Acetaminophen-related overdose continues to be a leading cause of emergency deparment visits and hospitalizations and remains the leading cause of drug-induced acute liver failure in the United States. If a patient presents at the hospital with a suspected acetaminophen overdose, the first questions most health care professionals think to ask are, 1) when did you take acetaminophen and 2) how much did you take. Other questions often follow to determine if the patient has any risk factors that may enhance toxicity. Underlying hepatorenal disease, especially hepatitis; fasting or malnutrition; alcohol use; and concomitant medicines may increase the risk of life-threatening acetaminophen toxicity.

Pharmacists can help ensure that one other important question is not overlooked. That question is, what kind of acetaminophen did you take, was it immediate- or extended-release? Reports in the U.S. Food and Drug Administration Adverse Events Reporting System (FAERS) indicate it is difficult to distinguish between the use of immediate release (IR) or extended release (ER) acetaminophen in cases reporting accidental and intentional overdose. There is much ongoing research on this topic. In December 2017, the European Medicines Agency endorsed a recommendation to suspend marketing of paracetamol modified-release products (also known as acetaminophen ER), since the advantages of a longer-acting product did not outweigh the complications of managing an overdose and it was not feasible, across the European Union, to adopt a standardized way to manage overdose for both IR and ER products. These developments make safety issues related to acetaminophen ER a concern for the FDA.

Acetaminophen ER has been available over-the-counter (OTC) in the U.S. since 1994. It is available under the trade names Tylenol® 8 HR Arthritis Pain and Tylenol® 8 HR Muscle Aches & Pain as well as store brands and generics. The amount of ER acetaminophen sold in the U.S. compared to the amount of immediate-release formulation sold may be more than some pharmacists might estimate. According to an in-house FDA review, sales of OTC single-ingredient acetaminophen ER from U.S. retail stores to consumers represented 4 percent of total sales of OTC single-ingredient acetaminophen in 2014 and increased to 12 percent in 2017.1 These data underscore the need for increased awareness of these two similar, but distinctly different formulations.
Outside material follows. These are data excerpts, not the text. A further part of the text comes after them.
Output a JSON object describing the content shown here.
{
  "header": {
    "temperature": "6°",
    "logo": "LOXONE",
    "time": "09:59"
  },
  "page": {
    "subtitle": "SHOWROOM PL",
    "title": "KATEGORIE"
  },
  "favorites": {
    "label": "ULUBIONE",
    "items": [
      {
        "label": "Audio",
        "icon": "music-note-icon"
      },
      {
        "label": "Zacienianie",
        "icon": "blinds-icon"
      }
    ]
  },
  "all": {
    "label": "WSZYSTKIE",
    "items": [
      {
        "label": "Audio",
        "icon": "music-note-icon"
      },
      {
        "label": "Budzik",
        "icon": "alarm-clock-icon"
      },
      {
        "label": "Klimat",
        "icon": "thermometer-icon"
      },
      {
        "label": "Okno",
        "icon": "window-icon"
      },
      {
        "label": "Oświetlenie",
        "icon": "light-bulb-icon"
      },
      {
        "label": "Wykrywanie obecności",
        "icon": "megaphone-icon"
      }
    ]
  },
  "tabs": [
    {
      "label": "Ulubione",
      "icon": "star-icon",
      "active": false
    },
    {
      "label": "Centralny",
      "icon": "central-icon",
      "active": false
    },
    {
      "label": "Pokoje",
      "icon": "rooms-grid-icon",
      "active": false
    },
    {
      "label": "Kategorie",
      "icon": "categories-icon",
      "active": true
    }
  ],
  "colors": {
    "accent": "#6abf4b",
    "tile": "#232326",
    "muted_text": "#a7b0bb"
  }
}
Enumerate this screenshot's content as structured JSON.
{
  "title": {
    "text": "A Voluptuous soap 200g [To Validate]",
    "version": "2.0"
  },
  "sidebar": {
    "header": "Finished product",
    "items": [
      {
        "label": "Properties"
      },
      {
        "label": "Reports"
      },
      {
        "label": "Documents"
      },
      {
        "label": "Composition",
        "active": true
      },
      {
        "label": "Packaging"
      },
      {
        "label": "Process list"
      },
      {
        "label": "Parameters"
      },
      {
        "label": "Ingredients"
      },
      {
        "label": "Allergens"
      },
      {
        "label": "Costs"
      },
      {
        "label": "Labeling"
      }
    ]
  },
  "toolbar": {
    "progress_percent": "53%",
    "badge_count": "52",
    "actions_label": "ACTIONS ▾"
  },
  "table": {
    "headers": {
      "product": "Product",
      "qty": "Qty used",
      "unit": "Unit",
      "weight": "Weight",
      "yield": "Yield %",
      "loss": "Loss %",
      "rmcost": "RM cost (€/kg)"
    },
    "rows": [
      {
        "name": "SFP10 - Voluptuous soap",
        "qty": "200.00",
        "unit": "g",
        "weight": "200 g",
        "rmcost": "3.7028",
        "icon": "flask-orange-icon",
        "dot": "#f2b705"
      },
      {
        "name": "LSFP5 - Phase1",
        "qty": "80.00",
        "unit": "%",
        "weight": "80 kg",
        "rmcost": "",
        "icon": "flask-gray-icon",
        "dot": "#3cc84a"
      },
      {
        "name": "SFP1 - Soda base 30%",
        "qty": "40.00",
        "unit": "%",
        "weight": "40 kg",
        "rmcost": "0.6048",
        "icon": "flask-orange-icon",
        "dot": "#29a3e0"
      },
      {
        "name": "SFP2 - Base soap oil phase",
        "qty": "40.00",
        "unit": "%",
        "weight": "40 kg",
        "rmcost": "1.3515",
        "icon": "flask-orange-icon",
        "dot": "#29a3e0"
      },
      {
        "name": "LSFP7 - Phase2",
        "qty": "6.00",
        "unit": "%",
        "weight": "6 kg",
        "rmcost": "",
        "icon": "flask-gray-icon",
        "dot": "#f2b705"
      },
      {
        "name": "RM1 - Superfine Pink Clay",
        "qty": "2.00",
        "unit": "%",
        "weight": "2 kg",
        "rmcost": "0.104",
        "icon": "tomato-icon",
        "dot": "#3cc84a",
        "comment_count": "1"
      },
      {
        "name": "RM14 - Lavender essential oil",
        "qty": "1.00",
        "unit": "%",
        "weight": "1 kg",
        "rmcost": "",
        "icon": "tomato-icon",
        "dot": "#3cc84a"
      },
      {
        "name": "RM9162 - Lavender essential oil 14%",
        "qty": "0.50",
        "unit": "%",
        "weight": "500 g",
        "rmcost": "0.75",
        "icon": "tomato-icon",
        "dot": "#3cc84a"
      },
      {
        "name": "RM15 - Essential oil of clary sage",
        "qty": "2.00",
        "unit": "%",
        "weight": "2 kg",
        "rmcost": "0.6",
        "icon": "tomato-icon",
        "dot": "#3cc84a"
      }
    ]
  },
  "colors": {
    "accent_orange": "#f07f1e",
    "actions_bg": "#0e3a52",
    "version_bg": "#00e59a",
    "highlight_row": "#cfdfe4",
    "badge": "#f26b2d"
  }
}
Tylenol® 8 HR Arthritis Pain and Tylenol® 8 HR Muscle Aches & Pain tablets contain 650 mg of active ingredient per tablet, 325 mg of which is immediately released, with the remaining 325 mg being extended-release. The recommended daily dose is two tablets every eight hours. If taking the maximum daily dose of acetaminophen ER according to the label, a consumer may use up to six tablets, or a total daily dose of 3900 mg. Since the pharmacokinetics of acetaminophen ER differ from that of the IR formulation, patients using the ER drug, who confuse it with the IR product, may unintentionally absorb toxic amounts after repeat dosing that exceeds the ER product’s recommended dosing.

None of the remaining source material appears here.